A mais frequente violação de direitos relatada nos artigos foi a exigência de boletim de ocorrência e laudo de perícia para autorização de aborto legal em caso de violência sexual. As pesquisas evidenciam questionamentos frequentes da veracidade da palavra da mulher quando ela relata que a gestação é consequência de uma violência sexual. A mesma postura de dúvida também está presente nos casos em que mulheres buscam atendimento por aborto espontâneo ou ameaça de aborto.
Dentre as barreiras para o acesso ao aborto legal revelou-se que há instabilidade jurídica no atendimento das mulheres nos diferentes níveis de atenção à saúde. Também, destaca-se o julgamento moral e religioso dos profissionais acerca da prática de aborto, influenciando no plano terapêutico e de acolhimento. Outra situação recorrente encontrada nos artigos foi a alegação de objeção de consciência por parte dos profissionais, negando a realização do procedimento, sendo um importante nó crítico no fluxo de atendimento das mulheres em situação de aborto.
Destaca-se que o não cumprimento das normas técnicas sobre abortamento pode ter como causa a formação acadêmica deficiente. As evidências indicam o desconhecimento por parte dos profissionais médicos sobre a responsabilidade ética de garantir o atendimento por outro profissional quando alegada a objeção de consciência. Este fato, também, ocorre quanto a dispensa de apresentação de documentos comprobatórios de violência sexual quando solicitado aborto legal. Ainda, a formação acadêmica tem como foco a recuperação física e reprodutiva, sem dar ênfase na esfera psicológica e social envolvidas nesse processo.

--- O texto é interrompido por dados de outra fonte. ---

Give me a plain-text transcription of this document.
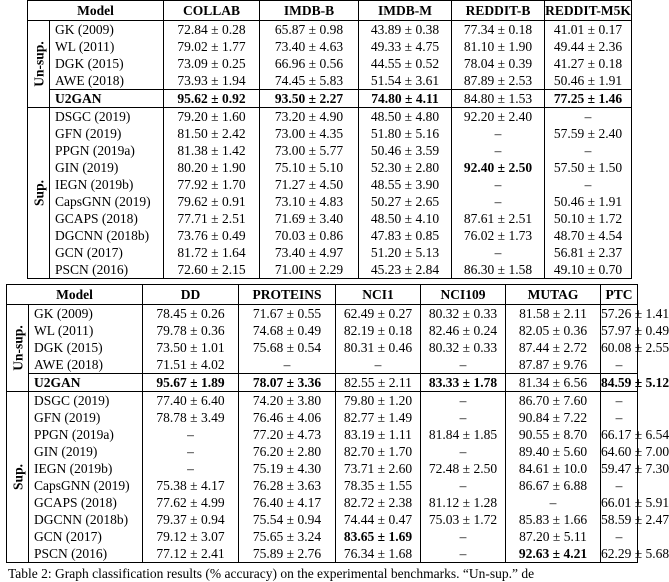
Model		COLLAB	IMDB-B	IMDB-M	REDDIT-B	REDDIT-M5K

Un-sup.	GK (2009)	72.84 ± 0.28	65.87 ± 0.98	43.89 ± 0.38	77.34 ± 0.18	41.01 ± 0.17
	WL (2011)	79.02 ± 1.77	73.40 ± 4.63	49.33 ± 4.75	81.10 ± 1.90	49.44 ± 2.36
	DGK (2015)	73.09 ± 0.25	66.96 ± 0.56	44.55 ± 0.52	78.04 ± 0.39	41.27 ± 0.18
	AWE (2018)	73.93 ± 1.94	74.45 ± 5.83	51.54 ± 3.61	87.89 ± 2.53	50.46 ± 1.91
	U2GAN	95.62 ± 0.92	93.50 ± 2.27	74.80 ± 4.11	84.80 ± 1.53	77.25 ± 1.46

Sup.	DSGC (2019)	79.20 ± 1.60	73.20 ± 4.90	48.50 ± 4.80	92.20 ± 2.40	–
	GFN (2019)	81.50 ± 2.42	73.00 ± 4.35	51.80 ± 5.16	–	57.59 ± 2.40
	PPGN (2019a)	81.38 ± 1.42	73.00 ± 5.77	50.46 ± 3.59	–	–
	GIN (2019)	80.20 ± 1.90	75.10 ± 5.10	52.30 ± 2.80	92.40 ± 2.50	57.50 ± 1.50
	IEGN (2019b)	77.92 ± 1.70	71.27 ± 4.50	48.55 ± 3.90	–	–
	CapsGNN (2019)	79.62 ± 0.91	73.10 ± 4.83	50.27 ± 2.65	–	50.46 ± 1.91
	GCAPS (2018)	77.71 ± 2.51	71.69 ± 3.40	48.50 ± 4.10	87.61 ± 2.51	50.10 ± 1.72
	DGCNN (2018b)	73.76 ± 0.49	70.03 ± 0.86	47.83 ± 0.85	76.02 ± 1.73	48.70 ± 4.54
	GCN (2017)	81.72 ± 1.64	73.40 ± 4.97	51.20 ± 5.13	–	56.81 ± 2.37
	PSCN (2016)	72.60 ± 2.15	71.00 ± 2.29	45.23 ± 2.84	86.30 ± 1.58	49.10 ± 0.70
Model		DD	PROTEINS	NCI1	NCI109	MUTAG	PTC

Un-sup.	GK (2009)	78.45 ± 0.26	71.67 ± 0.55	62.49 ± 0.27	80.32 ± 0.33	81.58 ± 2.11	57.26 ± 1.41
	WL (2011)	79.78 ± 0.36	74.68 ± 0.49	82.19 ± 0.18	82.46 ± 0.24	82.05 ± 0.36	57.97 ± 0.49
	DGK (2015)	73.50 ± 1.01	75.68 ± 0.54	80.31 ± 0.46	80.32 ± 0.33	87.44 ± 2.72	60.08 ± 2.55
	AWE (2018)	71.51 ± 4.02	–	–	–	87.87 ± 9.76	–
	U2GAN	95.67 ± 1.89	78.07 ± 3.36	82.55 ± 2.11	83.33 ± 1.78	81.34 ± 6.56	84.59 ± 5.12

Sup.	DSGC (2019)	77.40 ± 6.40	74.20 ± 3.80	79.80 ± 1.20	–	86.70 ± 7.60	–
	GFN (2019)	78.78 ± 3.49	76.46 ± 4.06	82.77 ± 1.49	–	90.84 ± 7.22	–
	PPGN (2019a)	–	77.20 ± 4.73	83.19 ± 1.11	81.84 ± 1.85	90.55 ± 8.70	66.17 ± 6.54
	GIN (2019)	–	76.20 ± 2.80	82.70 ± 1.70	–	89.40 ± 5.60	64.60 ± 7.00
	IEGN (2019b)	–	75.19 ± 4.30	73.71 ± 2.60	72.48 ± 2.50	84.61 ± 10.0	59.47 ± 7.30
	CapsGNN (2019)	75.38 ± 4.17	76.28 ± 3.63	78.35 ± 1.55	–	86.67 ± 6.88	–
	GCAPS (2018)	77.62 ± 4.99	76.40 ± 4.17	82.72 ± 2.38	81.12 ± 1.28	–	66.01 ± 5.91
	DGCNN (2018b)	79.37 ± 0.94	75.54 ± 0.94	74.44 ± 0.47	75.03 ± 1.72	85.83 ± 1.66	58.59 ± 2.47
	GCN (2017)	79.12 ± 3.07	75.65 ± 3.24	83.65 ± 1.69	–	87.20 ± 5.11	–
	PSCN (2016)	77.12 ± 2.41	75.89 ± 2.76	76.34 ± 1.68	–	92.63 ± 4.21	62.29 ± 5.68
Table 2: Graph classification results (% accuracy) on the experimental benchmarks. “Un-sup.” de
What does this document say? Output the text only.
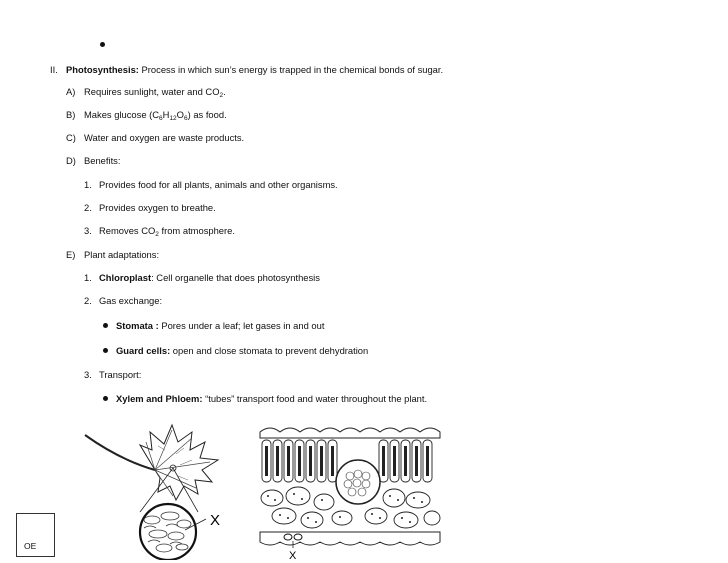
II. Photosynthesis: Process in which sun’s energy is trapped in the chemical bonds of sugar.
A) Requires sunlight, water and $CO_2$.
B) Makes glucose $(C_6H_{12}O_6)$ as food.
C) Water and oxygen are waste products.
D) Benefits:
1. Provides food for all plants, animals and other organisms.
2. Provides oxygen to breathe.
3. Removes $CO_2$ from atmosphere.
E) Plant adaptations:
1. Chloroplast: Cell organelle that does photosynthesis
2. Gas exchange:
Stomata : Pores under a leaf; let gases in and out
Guard cells: open and close stomata to prevent dehydration
3. Transport:
Xylem and Phloem: “tubes” transport food and water throughout the plant.
X
X
OE
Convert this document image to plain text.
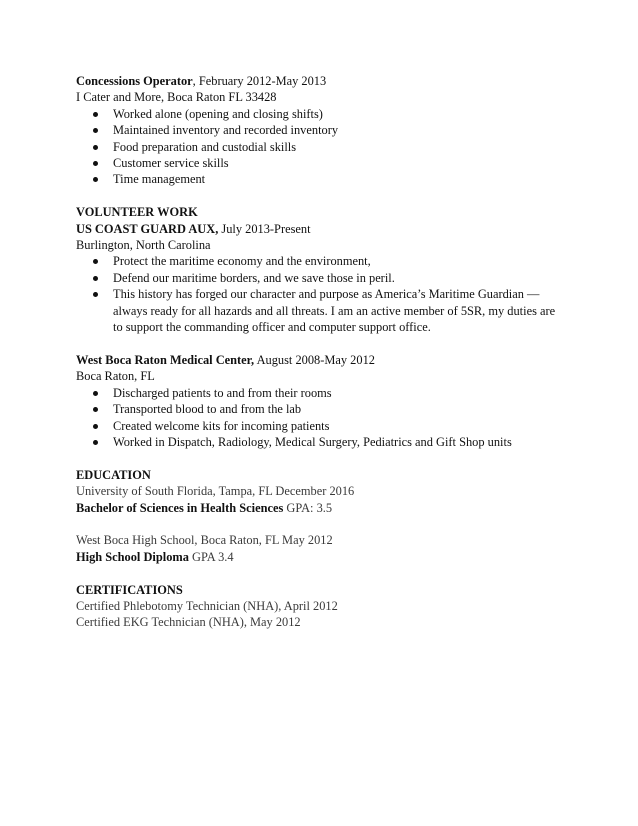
Concessions Operator, February 2012-May 2013
I Cater and More, Boca Raton FL 33428
Worked alone (opening and closing shifts)
Maintained inventory and recorded inventory
Food preparation and custodial skills
Customer service skills
Time management
VOLUNTEER WORK
US COAST GUARD AUX, July 2013-Present
Burlington, North Carolina
Protect the maritime economy and the environment,
Defend our maritime borders, and we save those in peril.
This history has forged our character and purpose as America’s Maritime Guardian — always ready for all hazards and all threats. I am an active member of 5SR, my duties are to support the commanding officer and computer support office.
West Boca Raton Medical Center, August 2008-May 2012
Boca Raton, FL
Discharged patients to and from their rooms
Transported blood to and from the lab
Created welcome kits for incoming patients
Worked in Dispatch, Radiology, Medical Surgery, Pediatrics and Gift Shop units
EDUCATION
University of South Florida, Tampa, FL December 2016
Bachelor of Sciences in Health Sciences GPA: 3.5
West Boca High School, Boca Raton, FL May 2012
High School Diploma GPA 3.4
CERTIFICATIONS
Certified Phlebotomy Technician (NHA), April 2012
Certified EKG Technician (NHA), May 2012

As evidências apontam para o atendimento mecanicista e focado em procedimentos. Foi verificado que, no contexto da Atenção Primária em Saúde, houve a indicação de que os profissionais ressaltaram a valorização da mulher sobre seu próprio corpo e a decisão informada apesar das dificuldades em encaminharem as mulheres para serviços de atendimento, os mesmos achados não foram indicados no contexto hospitalar.
Os estudos revelam a necessidade de discussão acerca do quanto a normatividade das ações dos profissionais pode ser produtora de iniquidades no acesso ao SUS. A forma como os serviços têm recebido e acolhido as mulheres em situação de abortamento tem inviabilizado suas necessidades e construído um aparato de atitudes dos profissionais que podem dificultar um atendimento digno/seguro ou ofertar ações em saúde altamente restritivas. O julgamento e a postura tecnicista dos profissionais de saúde afasta as mulheres dos serviços, e consequentemente diminui as chances dela buscar atendimento qualificado. Isso resulta na ampliação das iniquidades à saúde das mulheres e na ameaça aos seus direitos, sobretudo para comunidades mais vulneráveis especialmente do ponto de vista social.
Considerações Finais
Os resultados apontaram que a atenção à saúde das mulheres em situação de abortamento vai ao encontro dos movimentos em defesa dos direitos das mulheres. Evidenciou-se o quanto as mulheres ainda se deparam com posturas que reforçam as violências institucionais e as violações de direitos. Quando as mulheres buscam atendimento, o fluxo de cuidado é interrompido pelo desconhecimento da norma técnica vigente, sendo exigidos documentos que representam barreiras para um atendimento digno e que preserve suas vidas. A objeção de consciência segue sendo alegada, mesmo sem justificativa plausível e representa outra importante barreira no fluxo de atendimento.
Para o avanço no acesso ao direito ao aborto destaca-se a necessidade de melhoria dos currículos na formação de profissionais, o fortalecimento da atenção primária como fonte de informação segura para redução de danos.
Os resultados revelam implicações para a prática assistencial, como a necessidade urgente de sensibilizar os profissionais de saúde que atendem essas mulheres e promover educação profissional sobre as normas técnicas e evidências acerca do atendimento a situações de abortamento.